First, the extension's subdomain allowlist (CWE-346: Origin Validation Error) granted implicit trust to all subdomains under claude.ai, including a-cdn.claude.ai, an endpoint controlled by the third-party Arkose Labs CAPTCHA service.
Second, a DOM-based XSS flaw (CWE-79) in the Arkose Labs component at a-cdn.claude.ai allowed attacker-controlled pages to inject arbitrary JavaScript into that trusted context.
Combined, these flaws enabled indirect prompt injection (MITRE T1059.007, T1534): a malicious page could deliver arbitrary prompts to the Claude assistant without user interaction. Downstream risks include session token theft (T1539), browser session hijacking (T1185), and unauthorized autonomous actions on behalf of the victim (T1557). CWE-20 (Input Validation) and CWE-693 (Protection Mechanism Failure) are also mapped. The Arkose Labs XSS was independently resolved on 2026-02-19. No CVE identifier has been confirmed for this vulnerability. CVSS base score is assessed at 7.5 (High). EPSS data is not available. The item is not listed in the CISA KEV catalog.
Action Checklist IR ENRICHED
Triage Priority:
URGENT
Escalate immediately to CISO and legal/privacy counsel if proxy or DNS logs confirm any endpoint loaded content from a-cdn.claude.ai during the 2025-12-27 through v1.0.41 deployment exposure window AND Claude conversation history shows anomalous outputs, credential-related prompts, or autonomous actions not initiated by the user — this combination indicates confirmed exploitation and may trigger breach notification obligations under GDPR, CCPA, or HIPAA depending on data types accessible via the compromised Claude sessions.
Step 1: Containment.
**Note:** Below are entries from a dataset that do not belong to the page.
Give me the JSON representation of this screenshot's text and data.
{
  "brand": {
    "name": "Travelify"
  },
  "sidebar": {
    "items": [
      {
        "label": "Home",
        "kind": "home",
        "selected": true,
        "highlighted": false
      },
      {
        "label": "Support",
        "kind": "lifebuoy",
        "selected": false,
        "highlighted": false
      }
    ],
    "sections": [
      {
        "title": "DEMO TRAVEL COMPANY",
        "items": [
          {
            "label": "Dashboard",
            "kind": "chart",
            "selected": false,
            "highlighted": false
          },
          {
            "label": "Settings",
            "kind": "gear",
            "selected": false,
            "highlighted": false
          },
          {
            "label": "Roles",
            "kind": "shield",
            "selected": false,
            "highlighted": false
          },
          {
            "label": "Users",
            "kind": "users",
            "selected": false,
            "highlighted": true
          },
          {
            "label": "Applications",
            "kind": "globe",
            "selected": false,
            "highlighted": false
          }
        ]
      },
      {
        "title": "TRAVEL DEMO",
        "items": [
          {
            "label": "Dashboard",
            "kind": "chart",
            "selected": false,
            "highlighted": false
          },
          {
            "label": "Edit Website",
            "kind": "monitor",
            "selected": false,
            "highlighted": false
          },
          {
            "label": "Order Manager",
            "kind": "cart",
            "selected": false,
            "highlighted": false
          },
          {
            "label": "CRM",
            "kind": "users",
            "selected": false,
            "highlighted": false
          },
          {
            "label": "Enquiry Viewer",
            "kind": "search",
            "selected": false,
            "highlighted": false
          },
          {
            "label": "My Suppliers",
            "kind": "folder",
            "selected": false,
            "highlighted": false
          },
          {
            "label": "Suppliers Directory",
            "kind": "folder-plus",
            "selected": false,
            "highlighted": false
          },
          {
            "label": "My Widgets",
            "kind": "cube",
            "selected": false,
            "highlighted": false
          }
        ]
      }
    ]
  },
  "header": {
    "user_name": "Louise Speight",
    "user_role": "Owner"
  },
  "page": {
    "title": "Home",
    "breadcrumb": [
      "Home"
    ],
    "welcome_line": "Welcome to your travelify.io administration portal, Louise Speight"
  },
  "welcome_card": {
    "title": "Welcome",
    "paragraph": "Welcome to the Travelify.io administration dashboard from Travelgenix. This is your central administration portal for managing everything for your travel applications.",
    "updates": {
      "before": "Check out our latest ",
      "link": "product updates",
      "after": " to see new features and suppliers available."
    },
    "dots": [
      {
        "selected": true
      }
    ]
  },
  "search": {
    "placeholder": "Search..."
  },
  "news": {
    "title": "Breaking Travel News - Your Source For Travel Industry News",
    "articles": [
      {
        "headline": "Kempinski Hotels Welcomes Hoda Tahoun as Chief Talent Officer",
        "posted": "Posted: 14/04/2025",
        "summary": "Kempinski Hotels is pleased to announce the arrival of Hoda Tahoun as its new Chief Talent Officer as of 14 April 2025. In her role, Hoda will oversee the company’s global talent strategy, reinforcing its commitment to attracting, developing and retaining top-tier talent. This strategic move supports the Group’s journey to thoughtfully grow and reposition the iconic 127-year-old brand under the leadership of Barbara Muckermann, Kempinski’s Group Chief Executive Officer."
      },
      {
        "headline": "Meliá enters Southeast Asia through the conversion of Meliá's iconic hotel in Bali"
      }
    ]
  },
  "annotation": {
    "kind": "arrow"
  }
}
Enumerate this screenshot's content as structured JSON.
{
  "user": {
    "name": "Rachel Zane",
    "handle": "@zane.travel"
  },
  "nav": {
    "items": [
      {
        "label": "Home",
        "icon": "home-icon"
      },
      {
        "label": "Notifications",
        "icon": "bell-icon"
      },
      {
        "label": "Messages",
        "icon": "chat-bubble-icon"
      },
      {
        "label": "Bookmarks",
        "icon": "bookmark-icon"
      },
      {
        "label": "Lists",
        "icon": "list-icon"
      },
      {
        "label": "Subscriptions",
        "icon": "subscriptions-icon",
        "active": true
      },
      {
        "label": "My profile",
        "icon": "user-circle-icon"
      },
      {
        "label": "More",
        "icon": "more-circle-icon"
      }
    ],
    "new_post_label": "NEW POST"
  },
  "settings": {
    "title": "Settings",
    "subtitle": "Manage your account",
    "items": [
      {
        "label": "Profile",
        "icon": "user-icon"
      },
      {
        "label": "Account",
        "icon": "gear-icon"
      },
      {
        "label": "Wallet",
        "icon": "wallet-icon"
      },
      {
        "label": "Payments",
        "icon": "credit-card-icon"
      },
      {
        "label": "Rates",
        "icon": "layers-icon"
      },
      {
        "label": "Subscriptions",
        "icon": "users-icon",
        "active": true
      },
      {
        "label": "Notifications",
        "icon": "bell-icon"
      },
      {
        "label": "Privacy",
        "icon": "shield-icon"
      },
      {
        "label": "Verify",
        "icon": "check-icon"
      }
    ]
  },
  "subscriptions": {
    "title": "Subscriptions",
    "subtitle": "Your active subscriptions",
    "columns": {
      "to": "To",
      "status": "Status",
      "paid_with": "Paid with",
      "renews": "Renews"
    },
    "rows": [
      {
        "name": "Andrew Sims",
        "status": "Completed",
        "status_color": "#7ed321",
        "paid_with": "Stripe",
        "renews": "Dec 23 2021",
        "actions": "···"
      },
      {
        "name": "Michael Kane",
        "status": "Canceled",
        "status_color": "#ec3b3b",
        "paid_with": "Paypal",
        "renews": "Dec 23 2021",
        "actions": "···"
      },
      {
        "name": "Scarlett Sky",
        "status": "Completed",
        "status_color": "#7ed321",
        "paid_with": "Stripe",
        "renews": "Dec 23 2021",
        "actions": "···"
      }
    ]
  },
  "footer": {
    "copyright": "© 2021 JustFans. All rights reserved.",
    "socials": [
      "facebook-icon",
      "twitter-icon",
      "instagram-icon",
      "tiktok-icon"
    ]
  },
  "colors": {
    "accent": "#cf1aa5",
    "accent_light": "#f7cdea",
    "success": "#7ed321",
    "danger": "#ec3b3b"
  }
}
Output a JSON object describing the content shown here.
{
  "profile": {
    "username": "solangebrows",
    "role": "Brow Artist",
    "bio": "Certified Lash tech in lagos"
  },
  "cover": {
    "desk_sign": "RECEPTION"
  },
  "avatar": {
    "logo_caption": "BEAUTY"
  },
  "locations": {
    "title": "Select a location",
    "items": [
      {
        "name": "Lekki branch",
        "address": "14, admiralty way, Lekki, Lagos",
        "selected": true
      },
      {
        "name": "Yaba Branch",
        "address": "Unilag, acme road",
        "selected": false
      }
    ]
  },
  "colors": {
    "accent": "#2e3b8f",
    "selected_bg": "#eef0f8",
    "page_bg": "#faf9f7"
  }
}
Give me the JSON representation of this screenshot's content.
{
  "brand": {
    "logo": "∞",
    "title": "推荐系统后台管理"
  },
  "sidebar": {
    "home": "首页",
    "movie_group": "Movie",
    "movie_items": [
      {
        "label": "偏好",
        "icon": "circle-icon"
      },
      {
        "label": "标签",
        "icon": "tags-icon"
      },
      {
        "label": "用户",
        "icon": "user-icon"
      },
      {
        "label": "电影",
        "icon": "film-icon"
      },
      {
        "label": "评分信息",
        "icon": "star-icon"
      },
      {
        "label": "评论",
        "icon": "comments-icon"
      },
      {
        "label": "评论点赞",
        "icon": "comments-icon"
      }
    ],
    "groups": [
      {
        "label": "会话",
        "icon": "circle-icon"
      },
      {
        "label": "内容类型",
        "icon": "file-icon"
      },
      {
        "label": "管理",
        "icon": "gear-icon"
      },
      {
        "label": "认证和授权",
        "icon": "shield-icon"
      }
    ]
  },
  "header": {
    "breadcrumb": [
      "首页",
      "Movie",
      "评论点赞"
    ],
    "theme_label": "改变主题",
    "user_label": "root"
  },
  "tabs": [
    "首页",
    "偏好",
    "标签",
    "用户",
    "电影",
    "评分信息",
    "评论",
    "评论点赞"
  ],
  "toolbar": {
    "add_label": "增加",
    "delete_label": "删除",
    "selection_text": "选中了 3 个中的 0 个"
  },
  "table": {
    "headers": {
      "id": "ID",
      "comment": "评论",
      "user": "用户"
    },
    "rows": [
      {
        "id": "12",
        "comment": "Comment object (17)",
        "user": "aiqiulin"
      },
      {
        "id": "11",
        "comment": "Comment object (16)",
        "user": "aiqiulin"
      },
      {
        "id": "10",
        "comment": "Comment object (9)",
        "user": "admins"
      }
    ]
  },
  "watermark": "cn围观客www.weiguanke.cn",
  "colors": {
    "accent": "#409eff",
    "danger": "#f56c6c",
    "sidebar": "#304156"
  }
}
Immediately verify that all enterprise endpoints running the Claude Chrome Extension are on v1.0.41 or later. If any instances remain on earlier versions, disable the extension via Chrome policy (ExtensionInstallBlocklist or managed browser controls) until patching is confirmed. Verify via Chrome Management console or MDM query to confirm v1.0.41 deployment; do not assume silent update completed.
Containment
NIST 800-61r3 §3.3 — Containment Strategy: short-term containment to stop further damage before eradication is complete
NIST IR-4 (Incident Handling)
NIST CM-7 (Least Functionality) — restrict browser extension execution to approved, versioned software only
CIS 2.2 (Ensure Authorized Software is Currently Supported)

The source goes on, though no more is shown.